En effet, et pour être parfaitement au clair, rappelons que les images produites sur le tirailleur ne nous intéressent pas comme témoignage de ce que fut la réalité de leur condition. Ces images – cartes postales, affiches, photographies, etc. – sont d’abord des projections de représentations déjà construites, ou en train de se construire, reflets d’un imaginaire imprégné d’idéologie. C’est à ce titre et comme traces de cet imaginaire destiné à former et consolider l’adhésion des métropolitains à l’entreprise coloniale, que ces images seront abordées.
Création et rôle des tirailleurs sénégalais dans l’appareil militaire
L’utilisation de supplétifs étrangers pour des opérations militaires hors du territoire national est une constante de l’histoire européenne, comme en témoignent les conflits entre Etats sous l’Ancien Régime ou sous le Ier Empire. Cette politique s’applique pleinement dès 1830, lors de la conquête de l’Algérie. La manipulation des rivalités ethniques et religieuses existantes, afin de diviser les populations devant l’avancée des Français, complète cette tactique de conquête.
Au Sénégal, à l’initiative de Faidherbe, alors gouverneur du Sénégal, sont créées en 1853 deux compagnies de volontaires africains. Le 21 juillet 1857, naissent les troupes de tirailleurs sénégalais. Napoléon III signe en effet à cette date le décret de création d’un corps d’infanterie africaine appelé tirailleurs sénégalais. De 1887 à 1900, plusieurs bataillons de tirailleurs sénégalais sont créés (au Gabon, au Soudan, etc.), mais leur existence a été brève. Par tradition, tous les corps d’infanterie africaine ont repris ultérieurement le nom de tirailleurs sénégalais, bien que des hommes originaires de divers pays africains servent alors dans leurs rangs.
Les tirailleurs sénégalais vont participer, de plus en plus activement, à toutes les opérations militaires de conquête en Afrique. L’Afrique noire est ainsi conquise par des Africains, commandés par des Blancs. Militairement sous-équipés, peu nombreux, mal entraînés et sans doctrine d’utilisation spécifique, les tirailleurs sénégalais sont pratiquement invisibles avant le début des années 1880. Ils vont bientôt envahir les supports d’images, dans le mouvement d’expansion de la conquête française et européenne en Afrique noire, au cours des années 1880-1890. L’image du tirailleur est alors inséparable de celui qu’il combat, son image se construit en contrepoint de celle du sauvage.

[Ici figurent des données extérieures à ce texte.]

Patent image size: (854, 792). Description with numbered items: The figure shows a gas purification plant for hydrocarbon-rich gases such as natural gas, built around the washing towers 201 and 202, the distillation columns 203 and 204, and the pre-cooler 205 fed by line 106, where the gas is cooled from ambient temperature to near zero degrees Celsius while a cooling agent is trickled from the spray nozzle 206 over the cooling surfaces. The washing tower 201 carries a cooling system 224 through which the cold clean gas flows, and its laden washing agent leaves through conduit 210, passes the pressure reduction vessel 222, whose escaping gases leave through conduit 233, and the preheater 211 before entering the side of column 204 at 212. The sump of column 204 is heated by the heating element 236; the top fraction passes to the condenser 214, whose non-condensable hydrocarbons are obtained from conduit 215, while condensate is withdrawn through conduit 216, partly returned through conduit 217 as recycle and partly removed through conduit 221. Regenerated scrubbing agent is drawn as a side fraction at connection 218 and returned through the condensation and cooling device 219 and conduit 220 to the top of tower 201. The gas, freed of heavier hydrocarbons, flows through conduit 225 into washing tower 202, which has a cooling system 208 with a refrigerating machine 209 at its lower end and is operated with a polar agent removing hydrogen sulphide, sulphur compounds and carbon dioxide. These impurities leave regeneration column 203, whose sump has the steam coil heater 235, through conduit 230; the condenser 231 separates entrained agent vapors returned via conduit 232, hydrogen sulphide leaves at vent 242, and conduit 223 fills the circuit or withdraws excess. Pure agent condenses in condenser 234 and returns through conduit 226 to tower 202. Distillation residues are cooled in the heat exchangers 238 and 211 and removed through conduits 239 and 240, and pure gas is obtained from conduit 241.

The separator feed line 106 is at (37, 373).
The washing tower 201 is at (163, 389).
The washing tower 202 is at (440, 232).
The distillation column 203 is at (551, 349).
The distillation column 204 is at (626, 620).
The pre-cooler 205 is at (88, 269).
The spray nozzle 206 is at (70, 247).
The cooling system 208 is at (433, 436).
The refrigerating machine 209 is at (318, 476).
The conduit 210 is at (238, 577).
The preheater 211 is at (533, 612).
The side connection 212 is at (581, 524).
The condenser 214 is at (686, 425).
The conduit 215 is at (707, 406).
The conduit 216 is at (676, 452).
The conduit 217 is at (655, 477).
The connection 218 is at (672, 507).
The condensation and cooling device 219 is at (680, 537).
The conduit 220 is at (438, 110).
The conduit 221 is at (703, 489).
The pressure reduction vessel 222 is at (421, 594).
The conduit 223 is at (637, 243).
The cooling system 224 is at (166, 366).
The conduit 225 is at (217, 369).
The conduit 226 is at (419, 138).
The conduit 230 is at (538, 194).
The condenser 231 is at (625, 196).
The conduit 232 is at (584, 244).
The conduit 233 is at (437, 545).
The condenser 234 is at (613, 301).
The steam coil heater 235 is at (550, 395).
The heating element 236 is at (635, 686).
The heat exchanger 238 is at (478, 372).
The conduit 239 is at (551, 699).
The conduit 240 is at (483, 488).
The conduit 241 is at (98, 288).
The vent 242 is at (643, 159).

La construction du corps du tirailleur
Les images de la fin du XIXe siècle consacré à la conquête sont à l’origine des principaux archétypes sur le Noir. Période charnière, à la croisée de la vulgarisation scientifique des travaux d’anthropologie physique établissant une hiérarchie biologiquement déterminée dans laquelle l’Africain est la  » race  » la plus mal dotée, des premiers travaux d’ethnologie affinant l’idée d’une hiérarchie des civilisations fondée sur le développement technique – l’Afrique noire étant perçue dans ce cadre non comme une civilisation mais comme une nébuleuse tribale exclue de l’Histoire –, et d’une fascination populaire pour l’exotisme qui voit apparaître au début des années 1890 les premiers zoos humains comme les spectacles de tribus africaines, au Casino de Paris ou à l’Alhambra. Un faisceau de représentations ségrégantes, différentialistes et racistes qui imprime sa marque à l’époque, façonnant profondément les imaginaires des contemporains. Cette mise en abyme de l’image de l’Africain ne peut se comprendre que comme un moyen de renforcer les convictions européocentriques, justifiant une conquête coloniale cristallisant un patriotisme outrancier. Dans une société en proie à l’angoisse des mutations sociales générées par l’accélération techniciste et l’industrialisation, blessée par la perte de l’Alsace-Lorraine en 1870, ces images de l’Autre jouent à n’en pas douter un rôle structurant dans le renforcement d’une identité collective, dans la création d’un lien social articulé dans cette idéologie de la supériorité et de la puissance.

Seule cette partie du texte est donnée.